Через пару минут телефон Скрепова засвистел. Пришло новое сообщение. Фотографии были действительно впечатляющими. Они потрясли даже Скрепова, повидавшего многое за годы войны. Яркое пламя застилало небеса, черная гарь прорывалась сквозь языки пламени. Казалось, комната наполнилась едким дымом и жаром. Скрепову отчего-то стало не по себе, он весь взмок то ли от ужаса, то ли от восторга и стал лихорадочно подыскивать броский заголовок и емкие фразы, бьющие прямо в глаз, для предстоящей заметки в «Бешеных новостях».

                «Дед Мороз мертв! – Да здравствует вечное лето!»

«Нет, так нельзя, - подумал Скрепов, - могут обвинить в оправдании терроризма. Должно быть что-то более трагичное».

                «Дед Мороз стал очередной жертвой террористов»

«А это уже отдает комизмом. Нужно больше апакалиптичности,» - Скрепов будто сам себя подстегивал.
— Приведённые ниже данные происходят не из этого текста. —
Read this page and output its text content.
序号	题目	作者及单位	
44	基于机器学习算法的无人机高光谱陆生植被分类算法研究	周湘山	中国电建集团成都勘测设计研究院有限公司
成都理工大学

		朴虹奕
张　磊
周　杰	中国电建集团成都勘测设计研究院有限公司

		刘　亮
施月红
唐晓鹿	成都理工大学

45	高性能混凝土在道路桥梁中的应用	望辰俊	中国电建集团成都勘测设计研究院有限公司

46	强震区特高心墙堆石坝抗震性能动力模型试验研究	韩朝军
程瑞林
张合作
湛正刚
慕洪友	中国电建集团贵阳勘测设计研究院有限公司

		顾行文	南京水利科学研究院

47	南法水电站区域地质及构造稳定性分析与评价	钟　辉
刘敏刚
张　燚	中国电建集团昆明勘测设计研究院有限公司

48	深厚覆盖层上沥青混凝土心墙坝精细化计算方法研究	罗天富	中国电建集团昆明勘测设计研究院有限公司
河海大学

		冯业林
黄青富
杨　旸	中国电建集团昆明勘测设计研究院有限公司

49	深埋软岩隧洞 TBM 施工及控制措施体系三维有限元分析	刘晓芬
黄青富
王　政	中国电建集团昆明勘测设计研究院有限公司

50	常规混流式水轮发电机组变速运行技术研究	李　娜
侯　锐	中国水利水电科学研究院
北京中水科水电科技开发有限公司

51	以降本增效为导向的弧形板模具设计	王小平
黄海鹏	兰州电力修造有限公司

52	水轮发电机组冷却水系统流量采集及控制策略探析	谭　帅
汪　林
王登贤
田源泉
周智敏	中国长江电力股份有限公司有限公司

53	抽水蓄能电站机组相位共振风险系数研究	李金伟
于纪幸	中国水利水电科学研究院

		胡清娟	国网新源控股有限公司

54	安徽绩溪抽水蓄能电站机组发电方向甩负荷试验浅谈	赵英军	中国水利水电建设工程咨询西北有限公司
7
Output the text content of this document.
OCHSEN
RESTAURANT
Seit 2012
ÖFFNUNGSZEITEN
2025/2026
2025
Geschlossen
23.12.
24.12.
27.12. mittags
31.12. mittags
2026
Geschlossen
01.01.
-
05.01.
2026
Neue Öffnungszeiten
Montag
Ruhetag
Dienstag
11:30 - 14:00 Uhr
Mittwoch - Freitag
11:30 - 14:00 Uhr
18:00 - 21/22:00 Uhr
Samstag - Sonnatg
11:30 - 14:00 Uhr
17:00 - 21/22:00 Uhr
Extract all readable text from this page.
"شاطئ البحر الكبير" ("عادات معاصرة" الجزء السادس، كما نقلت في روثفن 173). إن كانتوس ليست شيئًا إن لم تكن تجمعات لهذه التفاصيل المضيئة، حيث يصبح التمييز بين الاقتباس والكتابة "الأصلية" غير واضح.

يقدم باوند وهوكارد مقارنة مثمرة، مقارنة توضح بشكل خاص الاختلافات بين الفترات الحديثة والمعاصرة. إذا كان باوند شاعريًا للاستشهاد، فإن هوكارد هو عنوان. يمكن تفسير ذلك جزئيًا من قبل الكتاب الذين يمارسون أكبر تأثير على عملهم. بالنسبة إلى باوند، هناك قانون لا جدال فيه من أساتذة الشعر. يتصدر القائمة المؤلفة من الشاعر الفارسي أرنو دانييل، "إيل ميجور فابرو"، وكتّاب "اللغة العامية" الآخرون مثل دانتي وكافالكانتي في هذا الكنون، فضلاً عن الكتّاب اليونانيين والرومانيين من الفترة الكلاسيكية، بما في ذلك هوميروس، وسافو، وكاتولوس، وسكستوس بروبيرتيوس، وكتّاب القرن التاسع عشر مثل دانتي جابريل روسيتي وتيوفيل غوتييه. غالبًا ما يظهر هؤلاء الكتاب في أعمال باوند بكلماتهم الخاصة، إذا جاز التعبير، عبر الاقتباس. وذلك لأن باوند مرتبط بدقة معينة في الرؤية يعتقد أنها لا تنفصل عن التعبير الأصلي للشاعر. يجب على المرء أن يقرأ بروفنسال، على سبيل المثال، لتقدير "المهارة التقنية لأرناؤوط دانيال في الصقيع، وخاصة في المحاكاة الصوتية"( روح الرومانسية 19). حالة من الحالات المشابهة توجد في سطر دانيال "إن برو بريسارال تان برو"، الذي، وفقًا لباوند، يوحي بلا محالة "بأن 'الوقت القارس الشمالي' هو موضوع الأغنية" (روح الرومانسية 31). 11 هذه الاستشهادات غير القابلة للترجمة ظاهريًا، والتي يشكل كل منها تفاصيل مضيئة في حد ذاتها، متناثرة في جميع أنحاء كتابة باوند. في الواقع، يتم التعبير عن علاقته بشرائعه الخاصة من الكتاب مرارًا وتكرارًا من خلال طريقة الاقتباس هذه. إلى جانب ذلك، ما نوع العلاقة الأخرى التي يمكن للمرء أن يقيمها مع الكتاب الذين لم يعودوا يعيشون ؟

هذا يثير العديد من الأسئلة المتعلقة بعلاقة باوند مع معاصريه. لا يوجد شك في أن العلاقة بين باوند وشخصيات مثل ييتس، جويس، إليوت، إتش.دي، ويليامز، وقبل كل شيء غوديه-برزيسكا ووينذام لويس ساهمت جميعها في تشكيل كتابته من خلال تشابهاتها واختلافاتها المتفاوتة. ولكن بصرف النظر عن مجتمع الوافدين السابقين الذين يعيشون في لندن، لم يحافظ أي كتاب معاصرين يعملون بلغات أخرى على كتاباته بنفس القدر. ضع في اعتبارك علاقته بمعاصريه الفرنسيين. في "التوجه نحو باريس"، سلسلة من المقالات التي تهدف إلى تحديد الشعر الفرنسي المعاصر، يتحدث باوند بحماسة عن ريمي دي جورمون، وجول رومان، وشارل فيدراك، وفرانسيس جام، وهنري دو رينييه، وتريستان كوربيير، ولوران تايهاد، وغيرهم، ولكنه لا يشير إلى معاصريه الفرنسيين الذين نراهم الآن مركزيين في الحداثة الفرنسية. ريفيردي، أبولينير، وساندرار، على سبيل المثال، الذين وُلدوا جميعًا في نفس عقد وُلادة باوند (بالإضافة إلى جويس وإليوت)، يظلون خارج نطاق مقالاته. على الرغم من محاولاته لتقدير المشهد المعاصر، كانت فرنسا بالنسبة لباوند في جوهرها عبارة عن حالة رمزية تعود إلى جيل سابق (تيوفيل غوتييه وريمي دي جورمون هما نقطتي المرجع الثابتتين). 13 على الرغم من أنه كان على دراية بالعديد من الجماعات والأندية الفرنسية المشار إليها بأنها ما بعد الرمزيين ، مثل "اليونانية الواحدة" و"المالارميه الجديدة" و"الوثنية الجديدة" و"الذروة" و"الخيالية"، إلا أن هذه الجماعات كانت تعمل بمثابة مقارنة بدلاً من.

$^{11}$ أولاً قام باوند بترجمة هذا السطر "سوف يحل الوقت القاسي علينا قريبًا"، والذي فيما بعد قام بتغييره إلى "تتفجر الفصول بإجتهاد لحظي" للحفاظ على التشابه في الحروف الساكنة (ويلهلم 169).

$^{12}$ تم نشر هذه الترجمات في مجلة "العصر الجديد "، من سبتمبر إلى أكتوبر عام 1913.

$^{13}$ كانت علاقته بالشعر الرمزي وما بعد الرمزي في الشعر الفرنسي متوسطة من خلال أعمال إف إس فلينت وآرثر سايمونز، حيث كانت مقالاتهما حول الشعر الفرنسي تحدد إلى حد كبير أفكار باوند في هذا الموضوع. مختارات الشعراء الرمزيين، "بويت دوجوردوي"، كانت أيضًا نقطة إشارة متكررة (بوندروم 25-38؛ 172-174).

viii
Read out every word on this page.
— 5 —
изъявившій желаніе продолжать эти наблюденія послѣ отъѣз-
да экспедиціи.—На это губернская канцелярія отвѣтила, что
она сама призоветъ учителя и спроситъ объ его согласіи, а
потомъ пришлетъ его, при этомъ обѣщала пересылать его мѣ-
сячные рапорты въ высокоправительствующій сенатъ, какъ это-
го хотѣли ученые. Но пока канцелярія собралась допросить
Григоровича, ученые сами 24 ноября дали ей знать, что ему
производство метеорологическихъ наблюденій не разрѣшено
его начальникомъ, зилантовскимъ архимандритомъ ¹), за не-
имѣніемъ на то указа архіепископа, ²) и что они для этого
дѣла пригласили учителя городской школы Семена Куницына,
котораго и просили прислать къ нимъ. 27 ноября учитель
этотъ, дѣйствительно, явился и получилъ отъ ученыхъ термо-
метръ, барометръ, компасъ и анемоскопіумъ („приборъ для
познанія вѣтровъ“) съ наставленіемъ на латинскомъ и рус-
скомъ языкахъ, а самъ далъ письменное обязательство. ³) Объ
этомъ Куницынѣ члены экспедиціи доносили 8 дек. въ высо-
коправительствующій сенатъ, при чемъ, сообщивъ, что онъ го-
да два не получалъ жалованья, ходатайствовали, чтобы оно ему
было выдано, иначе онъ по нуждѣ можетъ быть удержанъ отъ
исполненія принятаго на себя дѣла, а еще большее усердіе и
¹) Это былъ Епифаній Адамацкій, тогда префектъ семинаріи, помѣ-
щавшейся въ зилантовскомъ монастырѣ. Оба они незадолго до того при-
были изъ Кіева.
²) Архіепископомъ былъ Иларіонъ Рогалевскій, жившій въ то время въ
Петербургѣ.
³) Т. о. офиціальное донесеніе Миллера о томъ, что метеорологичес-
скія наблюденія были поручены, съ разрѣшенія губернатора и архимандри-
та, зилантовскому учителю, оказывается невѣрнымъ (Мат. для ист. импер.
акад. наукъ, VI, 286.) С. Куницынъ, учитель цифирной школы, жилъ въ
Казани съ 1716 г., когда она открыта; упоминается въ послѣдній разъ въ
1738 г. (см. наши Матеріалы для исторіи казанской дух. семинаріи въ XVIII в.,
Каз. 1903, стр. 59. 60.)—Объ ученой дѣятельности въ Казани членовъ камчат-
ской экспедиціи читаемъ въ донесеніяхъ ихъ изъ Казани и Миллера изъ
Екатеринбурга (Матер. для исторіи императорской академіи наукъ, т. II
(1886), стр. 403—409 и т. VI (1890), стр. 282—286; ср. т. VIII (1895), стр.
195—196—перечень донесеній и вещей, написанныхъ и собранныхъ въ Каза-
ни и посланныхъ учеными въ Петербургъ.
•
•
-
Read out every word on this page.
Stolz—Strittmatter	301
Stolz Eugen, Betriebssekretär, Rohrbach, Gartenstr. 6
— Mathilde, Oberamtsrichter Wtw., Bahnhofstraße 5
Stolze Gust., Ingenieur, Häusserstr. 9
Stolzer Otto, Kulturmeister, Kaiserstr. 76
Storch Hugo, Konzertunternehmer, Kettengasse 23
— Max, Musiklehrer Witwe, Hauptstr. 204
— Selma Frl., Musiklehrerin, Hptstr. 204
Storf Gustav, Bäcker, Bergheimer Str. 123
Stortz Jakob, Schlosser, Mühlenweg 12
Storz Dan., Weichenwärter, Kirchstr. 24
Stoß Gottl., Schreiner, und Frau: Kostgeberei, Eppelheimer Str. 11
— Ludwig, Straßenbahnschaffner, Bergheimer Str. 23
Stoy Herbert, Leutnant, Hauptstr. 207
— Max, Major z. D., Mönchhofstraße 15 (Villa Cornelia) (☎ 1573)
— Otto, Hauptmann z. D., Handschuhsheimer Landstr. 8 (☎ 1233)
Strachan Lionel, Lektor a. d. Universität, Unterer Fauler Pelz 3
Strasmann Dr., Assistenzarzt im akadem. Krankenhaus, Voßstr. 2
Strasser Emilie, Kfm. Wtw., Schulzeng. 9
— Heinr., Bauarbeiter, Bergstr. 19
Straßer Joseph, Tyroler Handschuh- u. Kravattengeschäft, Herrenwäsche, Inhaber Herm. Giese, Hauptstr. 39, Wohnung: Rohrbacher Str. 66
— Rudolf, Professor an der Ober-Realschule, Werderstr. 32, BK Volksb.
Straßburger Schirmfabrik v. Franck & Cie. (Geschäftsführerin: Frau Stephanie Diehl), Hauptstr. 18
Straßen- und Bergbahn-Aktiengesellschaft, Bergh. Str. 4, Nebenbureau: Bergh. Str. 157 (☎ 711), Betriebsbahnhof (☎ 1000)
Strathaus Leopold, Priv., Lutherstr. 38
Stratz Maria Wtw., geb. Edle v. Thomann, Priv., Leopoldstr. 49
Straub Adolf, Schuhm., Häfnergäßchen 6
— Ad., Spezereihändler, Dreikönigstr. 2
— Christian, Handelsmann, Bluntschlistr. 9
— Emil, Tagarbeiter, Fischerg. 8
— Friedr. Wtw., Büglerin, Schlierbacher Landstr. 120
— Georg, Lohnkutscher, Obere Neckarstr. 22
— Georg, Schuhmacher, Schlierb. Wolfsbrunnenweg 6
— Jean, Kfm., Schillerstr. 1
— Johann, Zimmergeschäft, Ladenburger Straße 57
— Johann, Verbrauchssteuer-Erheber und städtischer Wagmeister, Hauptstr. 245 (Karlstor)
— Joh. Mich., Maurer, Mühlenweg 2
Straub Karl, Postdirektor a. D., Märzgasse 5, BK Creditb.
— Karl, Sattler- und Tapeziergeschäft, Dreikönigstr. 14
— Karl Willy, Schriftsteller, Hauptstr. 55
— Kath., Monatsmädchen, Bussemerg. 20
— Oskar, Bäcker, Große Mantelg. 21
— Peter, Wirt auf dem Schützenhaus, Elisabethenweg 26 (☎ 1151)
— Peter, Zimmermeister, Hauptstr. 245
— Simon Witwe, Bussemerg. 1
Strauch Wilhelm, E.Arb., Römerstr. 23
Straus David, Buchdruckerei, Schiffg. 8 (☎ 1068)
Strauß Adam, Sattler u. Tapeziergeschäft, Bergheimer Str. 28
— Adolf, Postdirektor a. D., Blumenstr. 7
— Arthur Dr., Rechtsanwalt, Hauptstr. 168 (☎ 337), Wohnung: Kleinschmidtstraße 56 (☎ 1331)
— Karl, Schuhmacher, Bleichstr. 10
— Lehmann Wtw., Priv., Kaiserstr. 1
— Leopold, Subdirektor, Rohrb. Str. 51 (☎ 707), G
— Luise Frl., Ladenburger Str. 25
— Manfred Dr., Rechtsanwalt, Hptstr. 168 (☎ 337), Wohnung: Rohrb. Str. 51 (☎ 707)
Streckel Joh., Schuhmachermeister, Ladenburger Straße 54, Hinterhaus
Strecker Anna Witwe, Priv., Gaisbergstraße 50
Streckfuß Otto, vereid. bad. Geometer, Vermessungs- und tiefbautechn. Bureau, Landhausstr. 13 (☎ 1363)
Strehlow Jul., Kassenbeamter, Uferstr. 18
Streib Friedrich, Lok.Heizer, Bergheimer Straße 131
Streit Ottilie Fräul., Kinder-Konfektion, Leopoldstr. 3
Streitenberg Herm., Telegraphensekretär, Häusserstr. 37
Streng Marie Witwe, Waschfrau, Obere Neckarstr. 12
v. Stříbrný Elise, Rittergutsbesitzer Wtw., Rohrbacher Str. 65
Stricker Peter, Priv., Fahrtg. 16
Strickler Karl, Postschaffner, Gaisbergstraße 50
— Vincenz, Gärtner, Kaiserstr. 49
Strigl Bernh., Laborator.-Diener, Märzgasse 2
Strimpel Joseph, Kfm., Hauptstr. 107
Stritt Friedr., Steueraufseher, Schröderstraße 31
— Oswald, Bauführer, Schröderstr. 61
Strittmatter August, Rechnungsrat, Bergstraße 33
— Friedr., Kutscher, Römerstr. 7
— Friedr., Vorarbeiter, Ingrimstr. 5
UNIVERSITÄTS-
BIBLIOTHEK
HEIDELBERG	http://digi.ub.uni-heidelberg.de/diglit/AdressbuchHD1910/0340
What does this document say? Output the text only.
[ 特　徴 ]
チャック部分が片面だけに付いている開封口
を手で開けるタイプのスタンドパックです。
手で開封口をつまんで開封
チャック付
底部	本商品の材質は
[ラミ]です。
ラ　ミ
               «Трагическая смерть Деда Мороза может привести к
                глобальной катастрофе»

«Вот это уже лучше», - мысленно поздравил себя Скрепов. В памяти всплыли давно прочитанные сказки и легенде о духе Зимы, Морозко, Студенце.

               «Нарушена вселенская гармония. Разверзнутся хляби небесные,
                земля уйдет под воду»

Фантазия Скрепова работала, как бешеная.

«Если Дед Мороз – дух Зимы, разве может он погибнуть при взрыве поезда? Ведь  это дух… - Скрепов почесал затылок. – Хотя, с другой стороны,  в эпицентре взрыва такая температура, что ледяной дед мгновенно растает. Никто ведь не проверял, не взрывал духов. Если он может дыханием насмерть заморозить человека, вполне вероятно, что несколько тысяч градусов уничтожат такое существо. В различных мифологиях вообще божества были смертны. Убить их не так легко, как человека… Но все же они гибли как мухи…Японские ками, греческие олимпийцы…»
Скрепов встрепенулся, поток сознания прорвался, и он сделал пометку в блокноте: «Подкрепить возможный факт смерти деда Мороза примерами из мифологии».

                *  *  *

- Эх, взять бы отпуск и хоть раз отдохнуть по-настоящему, - мечтательно протянул старик с длинной седой бородой, вальяжно раскинувшийся в кресле вагона спецпоезда Деда Мороза из Великого Устюга.  На нем был свободный вискозный трикотажный костюм серого цвета и носки со стельками на подошвах.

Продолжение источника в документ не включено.